The state government responded quickly and aggressively to early evidence that tied smoking tobacco to lung cancer and enacted policies to combat tobacco-related deaths especially among young people, according to researchers. California also launched the first tobacco control program in the country in 1988, run by the California Department of Public Health. UCSD researchers published their findings online in the journal Cancer Prevention Research.
"It is clear that from the early days of tobacco control, young people in California became increasingly less likely to become addicted smokers,'' said Dr. John P. Pierce, UCSD professor emeritus and lead author of the study. "What we saw is that among people under 35 years old, the combination of a 39 percent lower initiation rate, 30 percent lower consumption of cigarettes among those who did smoke, and a 24 percent higher early quit rate meant that young Californians now have much less exposure to cigarette smoking than those of similar age in the rest of the country.''
The research team analyzed smoking behavior data collected from 1974 to 2014 in the National Health Interview Survey and lung cancer data collected between 1970 and 2013 in the national Surveillance Epidemiology and End Results program. The sample totaled 962,174 U.S. residents, 10 percent of whom lived in California.
Lung cancer mortality rates for Californians age 35 or older declined from 108 per 100,000 people in 1985 to 62.6 per 100,000, according to UCSD Moores Cancer Center Director Dr. Scott Lippman, a decline 33 percent faster than the rest of the country. Lippman suggests that the decline in tobacco-related lung cancer deaths is a direct result of California's efforts to curb tobacco use.
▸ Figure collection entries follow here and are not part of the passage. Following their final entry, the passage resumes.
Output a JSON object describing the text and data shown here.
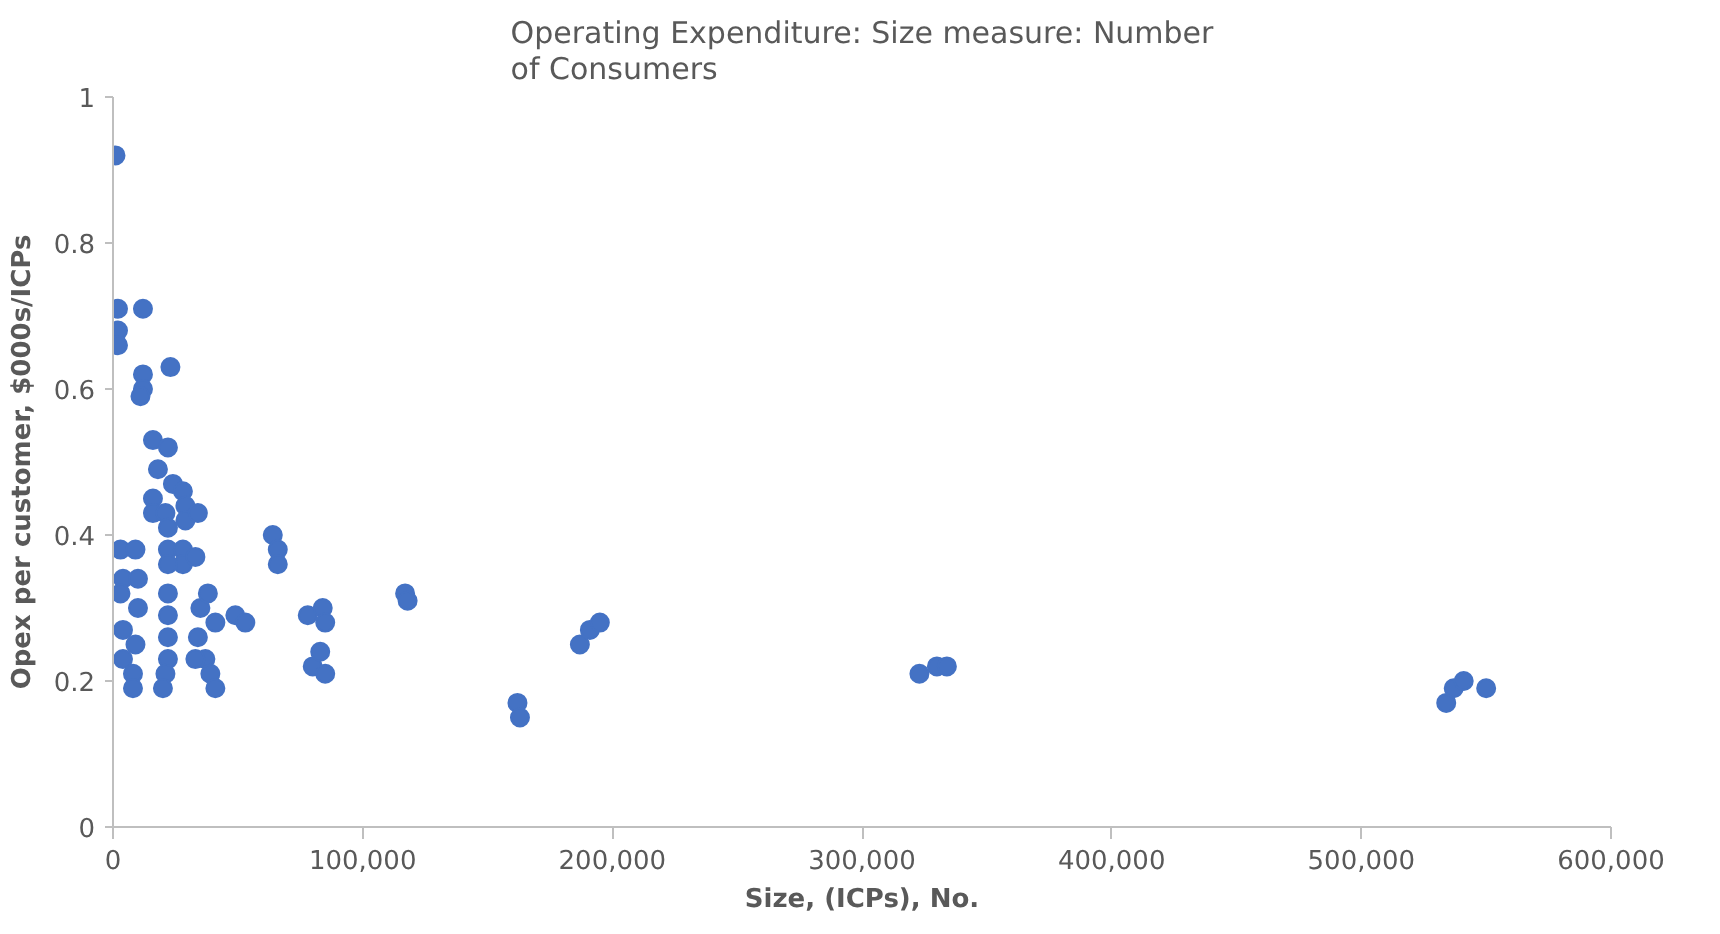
{
  "chart_data": {
    "type": "scatter",
    "title": "Operating Expenditure: Size measure: Number of Consumers",
    "xlabel": "Size, (ICPs), No.",
    "ylabel": "Opex per customer, $000s/ICPs",
    "xlim": [
      0,
      600000
    ],
    "ylim": [
      0,
      1
    ],
    "xticks": [
      0,
      {
        "value": 100000,
        "label": "100,000"
      },
      {
        "value": 200000,
        "label": "200,000"
      },
      {
        "value": 300000,
        "label": "300,000"
      },
      {
        "value": 400000,
        "label": "400,000"
      },
      {
        "value": 500000,
        "label": "500,000"
      },
      {
        "value": 600000,
        "label": "600,000"
      }
    ],
    "yticks": [
      0,
      0.2,
      0.4,
      0.6,
      0.8,
      1
    ],
    "grid": false,
    "marker": "circle",
    "series": [
      {
        "color": "#4472c4",
        "x": [
          1000,
          2000,
          12000,
          2000,
          2000,
          12000,
          12000,
          11000,
          23000,
          16000,
          22000,
          18000,
          24000,
          28000,
          29000,
          16000,
          16000,
          21000,
          22000,
          29000,
          34000,
          22000,
          28000,
          28000,
          33000,
          3000,
          9000,
          4000,
          10000,
          3000,
          10000,
          4000,
          9000,
          4000,
          8000,
          8000,
          22000,
          22000,
          22000,
          22000,
          22000,
          21000,
          20000,
          35000,
          38000,
          34000,
          41000,
          37000,
          39000,
          33000,
          41000,
          49000,
          53000,
          64000,
          66000,
          66000,
          78000,
          84000,
          85000,
          80000,
          85000,
          83000,
          117000,
          118000,
          162000,
          163000,
          187000,
          191000,
          195000,
          323000,
          330000,
          334000,
          534000,
          537000,
          541000,
          550000
        ],
        "values": [
          0.92,
          0.71,
          0.71,
          0.68,
          0.66,
          0.62,
          0.6,
          0.59,
          0.63,
          0.53,
          0.52,
          0.49,
          0.47,
          0.46,
          0.44,
          0.45,
          0.43,
          0.43,
          0.41,
          0.42,
          0.43,
          0.38,
          0.38,
          0.36,
          0.37,
          0.38,
          0.38,
          0.34,
          0.34,
          0.32,
          0.3,
          0.27,
          0.25,
          0.23,
          0.21,
          0.19,
          0.36,
          0.32,
          0.29,
          0.26,
          0.23,
          0.21,
          0.19,
          0.3,
          0.32,
          0.26,
          0.28,
          0.23,
          0.21,
          0.23,
          0.19,
          0.29,
          0.28,
          0.4,
          0.38,
          0.36,
          0.29,
          0.3,
          0.28,
          0.22,
          0.21,
          0.24,
          0.32,
          0.31,
          0.17,
          0.15,
          0.25,
          0.27,
          0.28,
          0.21,
          0.22,
          0.22,
          0.17,
          0.19,
          0.2,
          0.19
        ]
      }
    ]
  }
}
According to the Centers for Disease Control and Prevention, smokers are up to 30 times more likely than non-smokers to develop lung cancer.
Researchers advise that the lung cancer mortality rate would be even lower if current smokers cut tobacco out of their lives.
"Quitting smoking at any age will improve a person's quality of life,'' Pierce said. "But quitting before the age of 35 could help smokers avoid nearly all the negative health effects of smoking. Quitting by age 50 could reduce a person's risk of disease by almost half.''
UCSD researchers received partial funding from the California Tobacco Related Disease Research Program for the study.